VLDB is one of the premier international forums for database researchers, developers, and users. Being selected to present at the PhD Workshop is a significant accomplishment that recognizes both the quality and potential impact of Daan's research. This achievement highlights the innovative work being conducted within the SciLake project and demonstrates how our research advances the state of the art in managing and analyzing large-scale scientific knowledge graphs.

GraphAlg: A New Language for Graph Algorithms

Daan's presentation focused on GraphAlg, a new language that makes it possible to run graph algorithms directly inside database systems. This work has important implications for the SciLake project and the broader scientific community. As graph databases become more popular for complex data analysis, current tools often lack flexibility, speed, and user-friendliness. GraphAlg solves these problems by building on well-established mathematical principles from linear algebra.

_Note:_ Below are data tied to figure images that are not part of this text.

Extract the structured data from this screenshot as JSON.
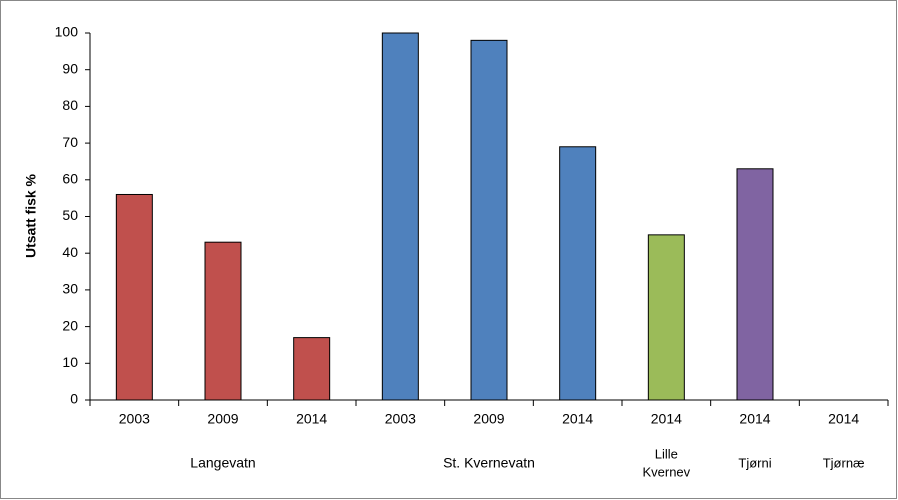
{
  "chart_data": {
    "type": "bar",
    "y_label": "Utsatt fisk %",
    "categories": [
      "2003",
      "2009",
      "2014",
      "2003",
      "2009",
      "2014",
      "2014",
      "2014",
      "2014"
    ],
    "values": [
      56,
      43,
      17,
      100,
      98,
      69,
      45,
      63,
      0
    ],
    "colors": [
      "#c0504d",
      "#c0504d",
      "#c0504d",
      "#4f81bd",
      "#4f81bd",
      "#4f81bd",
      "#9bbb59",
      "#8064a2",
      "#8064a2"
    ],
    "groups": [
      {
        "lines": [
          "Langevatn"
        ],
        "count": 3
      },
      {
        "lines": [
          "St. Kvernevatn"
        ],
        "count": 3
      },
      {
        "lines": [
          "Lille",
          "Kvernev"
        ],
        "count": 1
      },
      {
        "lines": [
          "Tjørni"
        ],
        "count": 1
      },
      {
        "lines": [
          "Tjørnæ"
        ],
        "count": 1
      }
    ],
    "ylim": [
      0,
      100
    ],
    "yticks": [
      0,
      10,
      20,
      30,
      40,
      50,
      60,
      70,
      80,
      90,
      100
    ],
    "grid": false
  }
}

The language is designed to be easily analyzed and optimized, and it can be converted into a format that databases already understand (relational algebra). This combination makes GraphAlg both powerful and practical for real-world use.

Why This Matters for SciLake

GraphAlg is being developed specifically in the context of the SciLake project. As part of this project, the graph query engine AvantGraph will host the OpenAIRE Graph, a large scientific knowledge graph containing hundreds of millions of publications. The OpenAIRE Graph currently integrates the BIP! Ranker tool to enrich publication data with research impact indicators based on the citation graph, using algorithms typically derived from PageRank or simple citation counts.

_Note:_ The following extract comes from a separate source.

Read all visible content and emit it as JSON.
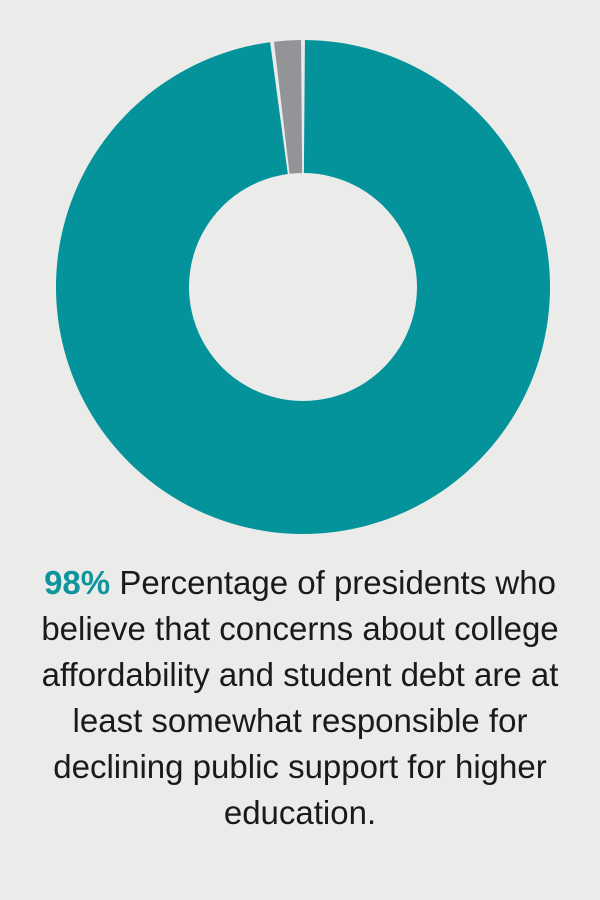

With GraphAlg, these indicators can be computed directly within AvantGraph, replacing a complex pipeline running on a large cluster with a simpler and more efficient query with an embedded algorithm. This means:

  • Significantly improved performance and reduced infrastructure requirements
  • Greater flexibility for project partners to experiment with custom algorithms

This work directly supports SciLake's mission to provide advanced analytics capabilities for the scientific community.

Key Achievements and Future Directions

During his PhD research, supervised by Dr. N. Yakovets, Daan has accomplished several important milestones:

  • Created the language structure and rules for GraphAlg, building on MATLANG (a mathematical framework for working with matrices)
  • Built a compiler that translates GraphAlg into executable code
  • Integrated GraphAlg into AvantGraph, a state-of-the-art graph query engine

In the future, Daan will work on making GraphAlg faster and more efficient, adding support for other database systems.

About the Presentation

The workshop paper, titled "Algorithm Support in a Graph Database, Done Right," was presented as part of the VLDB 2025 PhD Workshop program. The full paper is available at: https://www.vldb.org/2025/Workshops/VLDB-Workshops-2025/PhD/PhD25_5.pdf

We congratulate Daan on this achievement and look forward to following the continued development of GraphAlg as it enhances our capabilities for scientific knowledge graph analysis.